Greenpeace « à la mode Staline »
Greenpeace, l'ONG du Rainbow Warrior est devenue « une petite entreprise capitaliste comme une autre ». Son directeur général, Pascal Husting, se vante officiellement dans un article du Nouvel Economiste d'avoir mis à la porte la moitié des salariés et qu'aucun n'ait gagné son procès aux prud'hommes.
Chez Greenpeace, les campagnes sont décidées au niveau international, au nom d'une sorte de « centralisme démocratique à la mode Staline ».
Nicolino souligne en passant que l'association a servi de tremplin aux ambitieux qui visaient un siège de député européen.
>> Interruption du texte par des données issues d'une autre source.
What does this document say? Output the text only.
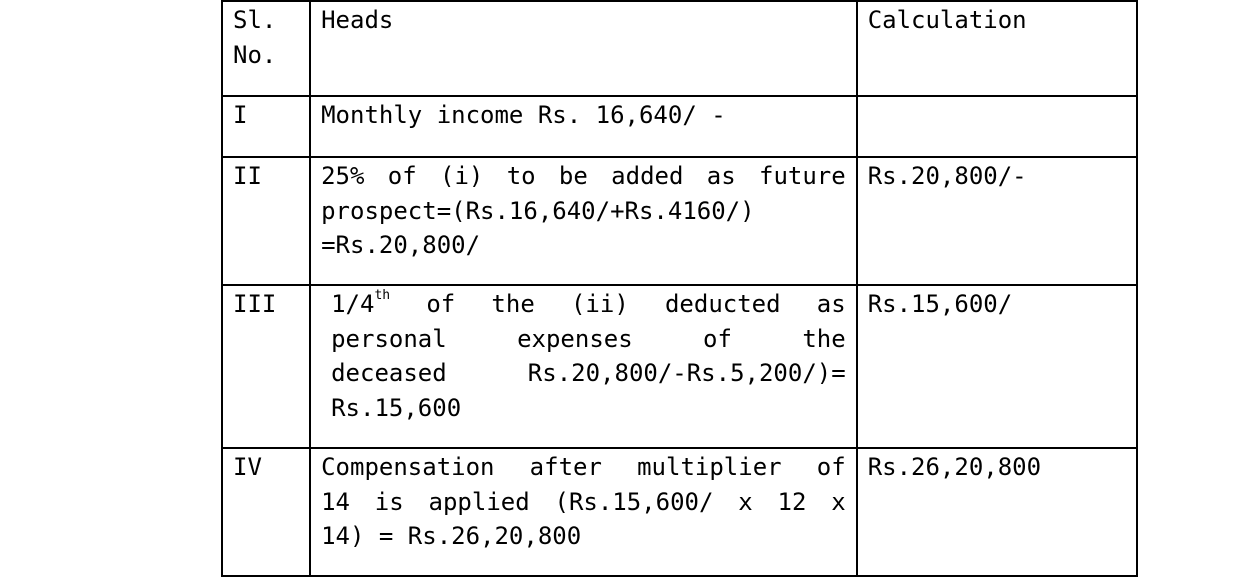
Sl. No.	Heads	Calculation
I	Monthly income Rs. 16,640/ -	
II	25% of (i) to be added as future
prospect=(Rs.16,640/+Rs.4160/)
=Rs.20,800/	Rs.20,800/-
III	1/4th of the (ii) deducted as
personal expenses of the
deceased Rs.20,800/-Rs.5,200/)=
Rs.15,600	Rs.15,600/
IV	Compensation after multiplier of
14 is applied (Rs.15,600/ x 12 x
14) = Rs.26,20,800	Rs.26,20,800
Comme Robert Lion, ancien directeur de la Caisse des dépôts et consignations, devenu président de Greenpeace, avant de se faire élire sur les listes d'Europe Ecologie aux élections régionales de 2009.
Nicolas Hulot ? « Un boy-scout qui nous fait perdre du temps »
Après avoir vanté la « sincérité » de cet homme qu'il a longtemps défendu dans ces milieux de gauche ou écolo, alors qu'il était moqué comme le personnage de TF1 et de Rhône-Poulenc, le journaliste dresse un bilan réaliste.
Des dizaines et dizaines de tête à tête qu'il a eus avec Jacques Chirac, il n'est strictement rien sorti
« C'est un boy-scout. Il a parrainé le Grenelle et dit qu'il serait jugé à l'aune d'une mesure essentielle qui serait la taxe carbone, et il a osé prétendre que le Grenelle était un succès.
Il y a quelque chose de pathétique à voir un homme sincère dire que les choses vont très mal, mais faire comme si on avait 500 ans pour régler les problèmes. »
Pour Fabrice Nicolino, « il y a plus de chance qu'Hulot se présente [aux primaires d'Europe Ecologie, et à la présidentielle, ndlr] que le contraire », mais peu importe puisque cet homme « nous fait perdre du temps ». Par exemple, en n'étant pas mobilisé contre les gaz de schiste.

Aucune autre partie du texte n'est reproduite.